The departure of Shaquille O'Neal in 2004 left a big hole in the middle for the Lakers, so big that they missed the playoffs in 2005. That gave them the 10th pick overall for the 2005 NBA draft, the best for L.A. in many years.
The Lakers surprised almost everyone in the league by using their selection to pick Andrew Bynum, a 17-year-old teenage center from St. Joseph High School. It was a high-risk long-term move but they thought the potential to get a franchise center was a risk worth taking.
Almost immediately, the team brought the legendary Kareem Abdul-Jabbar as a special assistant to work with the team's big men, especially Bynum, who clearly was going to need a lot of development before having some impact. His first season went almost unnoticed other from his first meet with Shaq, who sent him to the floor with a dunk over him. On the next play, Bynum got the ball under the Heat's board, faked right, then spun left around O'Neal and dunked the ball. He bodied Shaq as he ran down the court, and after Shaq swung an arm into his chest. both received technical fouls. Bynum averaged 1.6 points and 1.7 rebounds in 7.3 minutes per game for a coach that -- everybody knows -- doesn't like to use rookies and inexperienced players.
The injuries of the other centers Chris Mihm and Kwame Brown gave Andrew the opportunity to play more in 2006-07. He started 53 games and averaged 7.8 points, 5.9 rebounds and 1.6 blocks in 21.9 minutes.
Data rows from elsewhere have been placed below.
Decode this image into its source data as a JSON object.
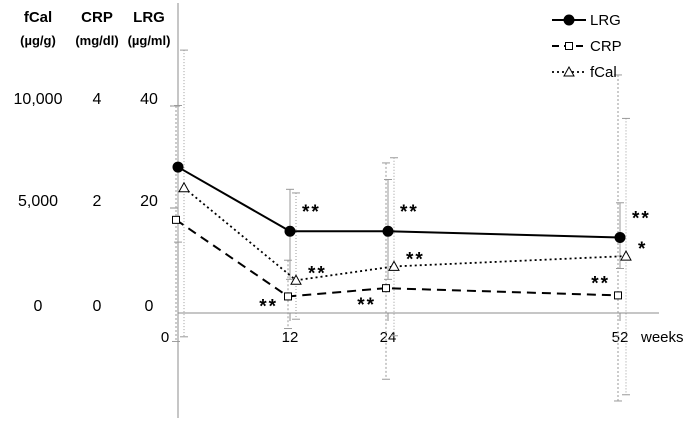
{
  "chart_data": {
    "type": "line",
    "x": [
      0,
      12,
      24,
      52
    ],
    "xticks": [
      "0",
      "12",
      "24",
      "52"
    ],
    "xlabel": "weeks",
    "axes": [
      {
        "name": "fCal",
        "unit": "(µg/g)",
        "ticks": [
          "0",
          "5,000",
          "10,000"
        ],
        "tick_values": [
          0,
          5000,
          10000
        ]
      },
      {
        "name": "CRP",
        "unit": "(mg/dl)",
        "ticks": [
          "0",
          "2",
          "4"
        ],
        "tick_values": [
          0,
          2,
          4
        ]
      },
      {
        "name": "LRG",
        "unit": "(µg/ml)",
        "ticks": [
          "0",
          "20",
          "40"
        ],
        "tick_values": [
          0,
          20,
          40
        ]
      }
    ],
    "series": [
      {
        "name": "LRG",
        "line": "solid",
        "marker": "filled-circle",
        "scale": "LRG",
        "values": [
          28.2,
          15.8,
          15.8,
          14.6
        ],
        "err_low": [
          13.7,
          6.5,
          6.5,
          8.6
        ],
        "err_high": [
          40.1,
          23.9,
          25.8,
          21.3
        ],
        "sig": [
          "",
          "**",
          "**",
          "**"
        ],
        "sig_pos": [
          "",
          "right",
          "right",
          "right"
        ]
      },
      {
        "name": "CRP",
        "line": "dashed",
        "marker": "open-square",
        "scale": "CRP",
        "values": [
          1.8,
          0.32,
          0.48,
          0.34
        ],
        "err_low": [
          -0.55,
          -0.3,
          -1.28,
          -1.7
        ],
        "err_high": [
          4.0,
          1.02,
          2.9,
          4.6
        ],
        "sig": [
          "",
          "**",
          "**",
          "**"
        ],
        "sig_pos": [
          "",
          "left",
          "left",
          "above-left"
        ]
      },
      {
        "name": "fCal",
        "line": "dotted",
        "marker": "open-triangle",
        "scale": "fCal",
        "values": [
          6050,
          1580,
          2250,
          2750
        ],
        "err_low": [
          -1150,
          -300,
          -1100,
          -3950
        ],
        "err_high": [
          12700,
          5800,
          7500,
          9400
        ],
        "sig": [
          "",
          "**",
          "**",
          "*"
        ],
        "sig_pos": [
          "",
          "right",
          "right",
          "right"
        ]
      }
    ],
    "legend": [
      "LRG",
      "CRP",
      "fCal"
    ],
    "legend_position": "top-right",
    "grid": false
  }
}
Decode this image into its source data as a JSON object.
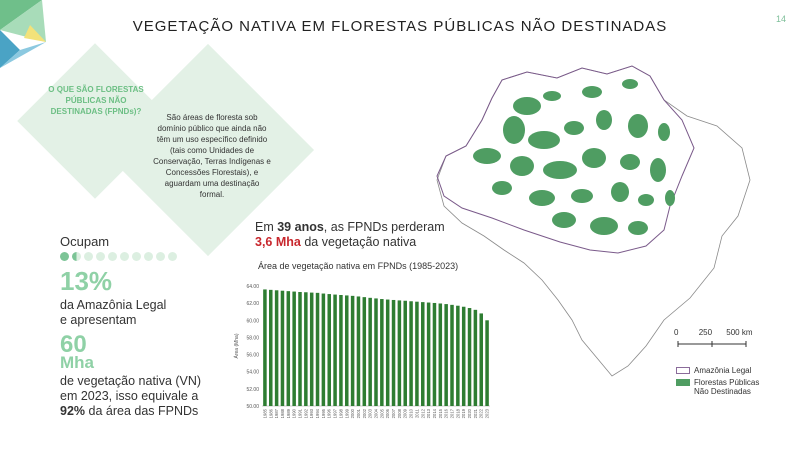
{
  "page": {
    "number": "14",
    "title": "VEGETAÇÃO NATIVA EM FLORESTAS PÚBLICAS NÃO DESTINADAS"
  },
  "info": {
    "question": "O QUE SÃO FLORESTAS PÚBLICAS NÃO DESTINADAS (FPNDs)?",
    "answer": "São áreas de floresta sob domínio público que ainda não têm um uso específico definido (tais como Unidades de Conservação, Terras Indígenas e Concessões Florestais), e aguardam uma destinação formal."
  },
  "stats": {
    "ocupam_label": "Ocupam",
    "percent": "13%",
    "percent_text_1": "da Amazônia Legal",
    "percent_text_2": "e apresentam",
    "mha_value": "60",
    "mha_unit": "Mha",
    "vn_text_1": "de vegetação nativa (VN)",
    "vn_text_2": "em 2023, isso equivale a",
    "vn_pct": "92%",
    "vn_text_3": " da área das FPNDs",
    "dots_fill": 1.5,
    "dots_total": 10
  },
  "headline": {
    "part1": "Em ",
    "years": "39 anos",
    "part2": ", as FPNDs perderam",
    "loss": "3,6 Mha",
    "part3": " da vegetação nativa"
  },
  "colors": {
    "accent_green": "#8fd1a6",
    "bar_green": "#2e7d32",
    "map_green": "#4f9d62",
    "loss_red": "#c8272d"
  },
  "chart_data": {
    "type": "bar",
    "title": "Área de vegetação nativa em FPNDs (1985-2023)",
    "ylabel": "Área (Mha)",
    "ylim": [
      50,
      64
    ],
    "yticks": [
      "50.00",
      "52.00",
      "54.00",
      "56.00",
      "58.00",
      "60.00",
      "62.00",
      "64.00"
    ],
    "categories": [
      "1985",
      "1986",
      "1987",
      "1988",
      "1989",
      "1990",
      "1991",
      "1992",
      "1993",
      "1994",
      "1995",
      "1996",
      "1997",
      "1998",
      "1999",
      "2000",
      "2001",
      "2002",
      "2003",
      "2004",
      "2005",
      "2006",
      "2007",
      "2008",
      "2009",
      "2010",
      "2011",
      "2012",
      "2013",
      "2014",
      "2015",
      "2016",
      "2017",
      "2018",
      "2019",
      "2020",
      "2021",
      "2022",
      "2023"
    ],
    "values": [
      63.6,
      63.55,
      63.5,
      63.45,
      63.4,
      63.35,
      63.3,
      63.27,
      63.23,
      63.2,
      63.12,
      63.06,
      63.0,
      62.95,
      62.9,
      62.85,
      62.78,
      62.7,
      62.62,
      62.55,
      62.48,
      62.42,
      62.37,
      62.32,
      62.28,
      62.22,
      62.17,
      62.12,
      62.07,
      62.02,
      61.96,
      61.89,
      61.8,
      61.7,
      61.58,
      61.43,
      61.22,
      60.8,
      60.0
    ]
  },
  "map": {
    "scale_labels": [
      "0",
      "250",
      "500 km"
    ],
    "legend": [
      {
        "label": "Amazônia Legal",
        "swatch": "outline"
      },
      {
        "label": "Florestas Públicas Não Destinadas",
        "swatch": "green"
      }
    ]
  }
}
His improvement started to draw interest from other teams, including the Nets, who wanted to get Odom and Bynum in exchange from Jason Kidd but the Lakers front office wasn't going to let their big diamond go. Kobe Bryant's public demands to be traded and criticism to general manager Mitch Kupchak for not bringing Kidd or building a competitive roster made the 2007 summer one full of trade talks and all of them included Bynum (Jermaine O'Neal, Kevin Garnett, Shawn Marion...) but with the only exception of Garnett, the Lakers stuck to their decision to build their future around Bynum, whether Kobe decides to stay after the 2008 season.
And Bynum rewarded their confidence by suddenly jumping ahead of schedule in his growing and becoming the missing piece the team needed to be a contender in the strong Western Conference. The impact of his performance was so big that Kobe Bryant started to publicly say things like "He developed into the player that I prayed about having on my team for years".
He was playing solidly and being a reference in the post with averages of 13.1 points, 10.2 rebounds, and 2.1 blocks while leading the NBA with a .636 field goal percentage when in January 13 he suffered and injury that first looked like a sprained left knee but later was diagnosed as a bone bruise in his knee and a subluxation of his kneecap. Although he will not need surgery and there is no ligament damage, it will keep him out for 8 weeks which means he will miss around 27 games.